Control messages may be lost in some cases: if copyout() fails, or if
the receiving process does not supply sufficient buffer space. In the
process of externalizing these control messages, their data may now
reference kernel resources; if these references cannot be transferred to
the recipient, they must be properly disposed of. This occurs
specifically when transmitting SCM_RIGHTS messages over a unix socket,
and results in a file descriptor leak when the control message mbuf
chain is freed.
Fix the problem using a new function, m_dispose_extcontrolm(), which is
responsible for releasing any resources contained in an externalized
control message.
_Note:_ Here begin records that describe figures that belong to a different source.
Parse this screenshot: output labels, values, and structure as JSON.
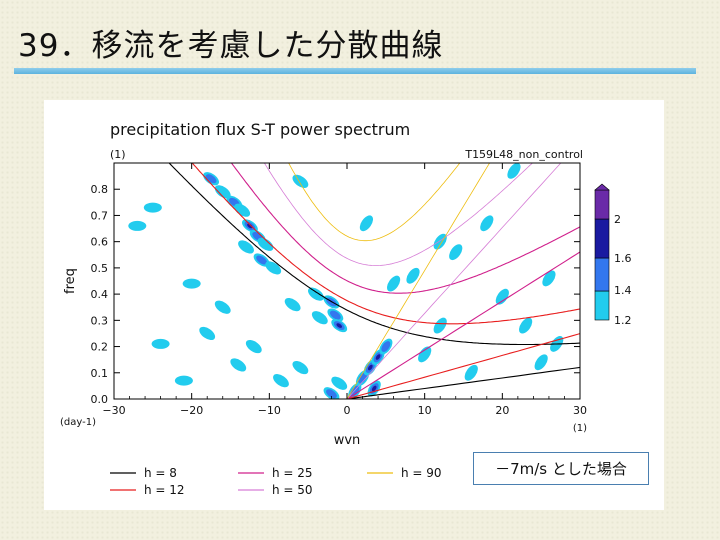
{
  "slide": {
    "title": "39．移流を考慮した分散曲線",
    "annotation": "－7m/s とした場合"
  },
  "chart_data": {
    "type": "heatmap",
    "title": "precipitation flux S-T power spectrum",
    "subtitle_left": "(1)",
    "subtitle_right": "T159L48_non_control",
    "xlabel": "wvn",
    "ylabel": "freq",
    "x_unit_label": "(1)",
    "y_unit_label": "(day-1)",
    "xlim": [
      -30,
      30
    ],
    "ylim": [
      0,
      0.9
    ],
    "xticks": [
      -30,
      -20,
      -10,
      0,
      10,
      20,
      30
    ],
    "yticks": [
      0.0,
      0.1,
      0.2,
      0.3,
      0.4,
      0.5,
      0.6,
      0.7,
      0.8
    ],
    "doppler_shift_mps": -7,
    "colorbar": {
      "levels": [
        1.2,
        1.4,
        1.6,
        2
      ],
      "colors": [
        "#22ccee",
        "#3377ee",
        "#1a1aa0",
        "#6a2aa8"
      ]
    },
    "legend": [
      {
        "label": "h =  8",
        "h": 8,
        "color": "#000000",
        "style": "solid"
      },
      {
        "label": "h = 12",
        "h": 12,
        "color": "#e81e1e",
        "style": "solid"
      },
      {
        "label": "h = 25",
        "h": 25,
        "color": "#d0208c",
        "style": "solid"
      },
      {
        "label": "h = 50",
        "h": 50,
        "color": "#d67ed6",
        "style": "solid"
      },
      {
        "label": "h = 90",
        "h": 90,
        "color": "#eebd10",
        "style": "solid"
      }
    ],
    "power_blobs": [
      {
        "x": -17.5,
        "y": 0.84,
        "level": 2
      },
      {
        "x": -16.0,
        "y": 0.79,
        "level": 1
      },
      {
        "x": -14.5,
        "y": 0.75,
        "level": 2
      },
      {
        "x": -13.5,
        "y": 0.72,
        "level": 1
      },
      {
        "x": -12.5,
        "y": 0.66,
        "level": 3
      },
      {
        "x": -11.5,
        "y": 0.62,
        "level": 2
      },
      {
        "x": -10.5,
        "y": 0.59,
        "level": 1
      },
      {
        "x": -13.0,
        "y": 0.58,
        "level": 1
      },
      {
        "x": -11.0,
        "y": 0.53,
        "level": 2
      },
      {
        "x": -9.5,
        "y": 0.5,
        "level": 1
      },
      {
        "x": -4.0,
        "y": 0.4,
        "level": 1
      },
      {
        "x": -2.0,
        "y": 0.37,
        "level": 2
      },
      {
        "x": -1.5,
        "y": 0.32,
        "level": 2
      },
      {
        "x": -1.0,
        "y": 0.28,
        "level": 3
      },
      {
        "x": -3.5,
        "y": 0.31,
        "level": 1
      },
      {
        "x": 2.0,
        "y": 0.08,
        "level": 2
      },
      {
        "x": 3.0,
        "y": 0.12,
        "level": 3
      },
      {
        "x": 4.0,
        "y": 0.16,
        "level": 3
      },
      {
        "x": 5.0,
        "y": 0.2,
        "level": 2
      },
      {
        "x": 3.5,
        "y": 0.04,
        "level": 3
      },
      {
        "x": 1.0,
        "y": 0.03,
        "level": 2
      },
      {
        "x": -2.0,
        "y": 0.02,
        "level": 2
      },
      {
        "x": -1.0,
        "y": 0.06,
        "level": 1
      },
      {
        "x": -27.0,
        "y": 0.66,
        "level": 1
      },
      {
        "x": -25.0,
        "y": 0.73,
        "level": 1
      },
      {
        "x": -20.0,
        "y": 0.44,
        "level": 1
      },
      {
        "x": -24.0,
        "y": 0.21,
        "level": 1
      },
      {
        "x": -18.0,
        "y": 0.25,
        "level": 1
      },
      {
        "x": -12.0,
        "y": 0.2,
        "level": 1
      },
      {
        "x": -8.5,
        "y": 0.07,
        "level": 1
      },
      {
        "x": -21.0,
        "y": 0.07,
        "level": 1
      },
      {
        "x": -14.0,
        "y": 0.13,
        "level": 1
      },
      {
        "x": -6.0,
        "y": 0.12,
        "level": 1
      },
      {
        "x": 6.0,
        "y": 0.44,
        "level": 1
      },
      {
        "x": 8.5,
        "y": 0.47,
        "level": 1
      },
      {
        "x": 12.0,
        "y": 0.6,
        "level": 1
      },
      {
        "x": 14.0,
        "y": 0.56,
        "level": 1
      },
      {
        "x": 18.0,
        "y": 0.67,
        "level": 1
      },
      {
        "x": 20.0,
        "y": 0.39,
        "level": 1
      },
      {
        "x": 23.0,
        "y": 0.28,
        "level": 1
      },
      {
        "x": 25.0,
        "y": 0.14,
        "level": 1
      },
      {
        "x": 26.0,
        "y": 0.46,
        "level": 1
      },
      {
        "x": 27.0,
        "y": 0.21,
        "level": 1
      },
      {
        "x": 16.0,
        "y": 0.1,
        "level": 1
      },
      {
        "x": 12.0,
        "y": 0.28,
        "level": 1
      },
      {
        "x": 10.0,
        "y": 0.17,
        "level": 1
      },
      {
        "x": -7.0,
        "y": 0.36,
        "level": 1
      },
      {
        "x": -16.0,
        "y": 0.35,
        "level": 1
      },
      {
        "x": 2.5,
        "y": 0.67,
        "level": 1
      },
      {
        "x": -6.0,
        "y": 0.83,
        "level": 1
      },
      {
        "x": 21.5,
        "y": 0.87,
        "level": 1
      }
    ]
  }
}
Such messages are stored in mbufs with a distinguished
type; once the resources are disposed, the type changes back to
MT_CONTROL. Right now, the only source of MT_EXTCONTROL messages will
use a separate mbuf for each control message, but
m_dispose_extcontrolm() attempts to handle multiple control messages in
a single mbuf.
If an externalized message would be truncated part way through, drop the
whole message. This makes disposal much simpler and follows NetBSD's
behaviour. I can't see any reason to try a partial copy as we do today,
and it would be tricky to support that.
Also fix a related bug in kern_recvit(): if truncation happens at an
mbuf boundary, we were failing to set MSG_CTRUNC.